Joshua D. Drake wrote: > If we release on Friday that is the 12th, PgCon is starts the 16th and there > is a weekend in between. If there is an unknown regression or new bug that > is severe, are we going to have the resources to resolve it? ISTM if that happens, we're no worse off than currently. -- Álvaro Herrera http://www.2ndQuadrant.com/ PostgreSQL Development, 24x7 Support, Remote DBA, Training & Services
On 06/08/2015 12:31 PM, Alvaro Herrera wrote: > > Joshua D. Drake wrote: > >> If we release on Friday that is the 12th, PgCon is starts the 16th and there >> is a weekend in between. If there is an unknown regression or new bug that >> is severe, are we going to have the resources to resolve it? > > ISTM if that happens, we're no worse off than currently. Technically sure, reputation? If we really want to do this, let's do it. I am not trying to throw a wrench into things. I just really don't want to have to go back, yet again. Sincerely, JD -- Command Prompt, Inc. - http://www.commandprompt.com/ 503-667-4564 PostgreSQL Centered full stack support, consulting and development. Announcing "I'm offended" is basically telling the world you can't control your own emotions, so everyone else should do it for you.

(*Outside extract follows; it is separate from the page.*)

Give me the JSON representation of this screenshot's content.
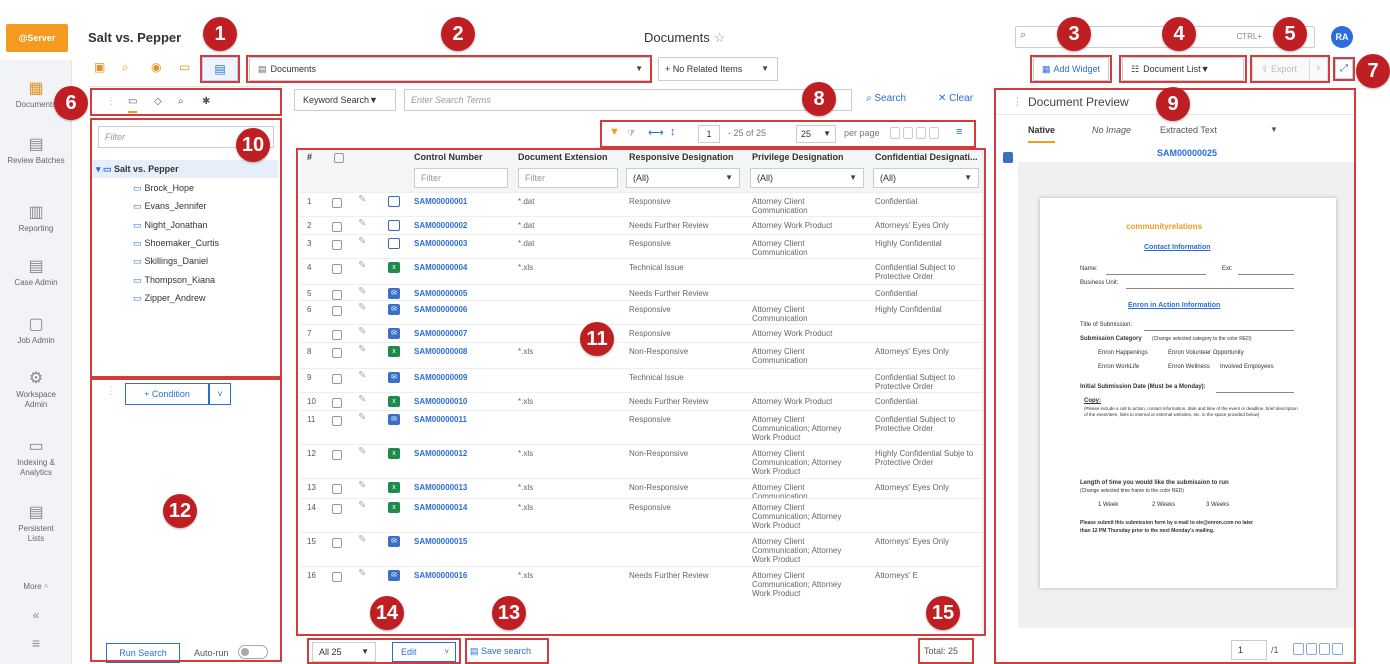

Joshua D. Drake wrote: > > On 06/08/2015 12:31 PM, Alvaro Herrera wrote: > > > >Joshua D. Drake wrote: > > > >>If we release on Friday that is the 12th, PgCon is starts the 16th and there > >>is a weekend in between. If there is an unknown regression or new bug that > >>is severe, are we going to have the resources to resolve it? > > > >ISTM if that happens, we're no worse off than currently. > > Technically sure, reputation? Well, reputation-wise we're already losing every time somebody's server crashes on 9.4.2 and finds it won't start, where it did start fine with 9.4.1. Maybe they simply wanted to change shared_buffers and the server won't start anymore. Some people even update binaries with the server running; if they don't restart immediately, it could be several days before it fails to start. It's pretty scary. > If we really want to do this, let's do it. I am not trying to throw a wrench > into things. I just really don't want to have to go back, yet again. Sure, me neither. -- Álvaro Herrera http://www.2ndQuadrant.com/ PostgreSQL Development, 24x7 Support, Remote DBA, Training & Services
On 06/08/2015 12:48 PM, Alvaro Herrera wrote: > Well, reputation-wise we're already losing every time somebody's server > crashes on 9.4.2 and finds it won't start, where it did start fine with > 9.4.1. Maybe they simply wanted to change shared_buffers and the server > won't start anymore. Some people even update binaries with the server > running; if they don't restart immediately, it could be several days > before it fails to start. It's pretty scary. Yeah no doubt there. JD -- Command Prompt, Inc. - http://www.commandprompt.com/ 503-667-4564 PostgreSQL Centered full stack support, consulting and development. Announcing "I'm offended" is basically telling the world you can't control your own emotions, so everyone else should do it for you.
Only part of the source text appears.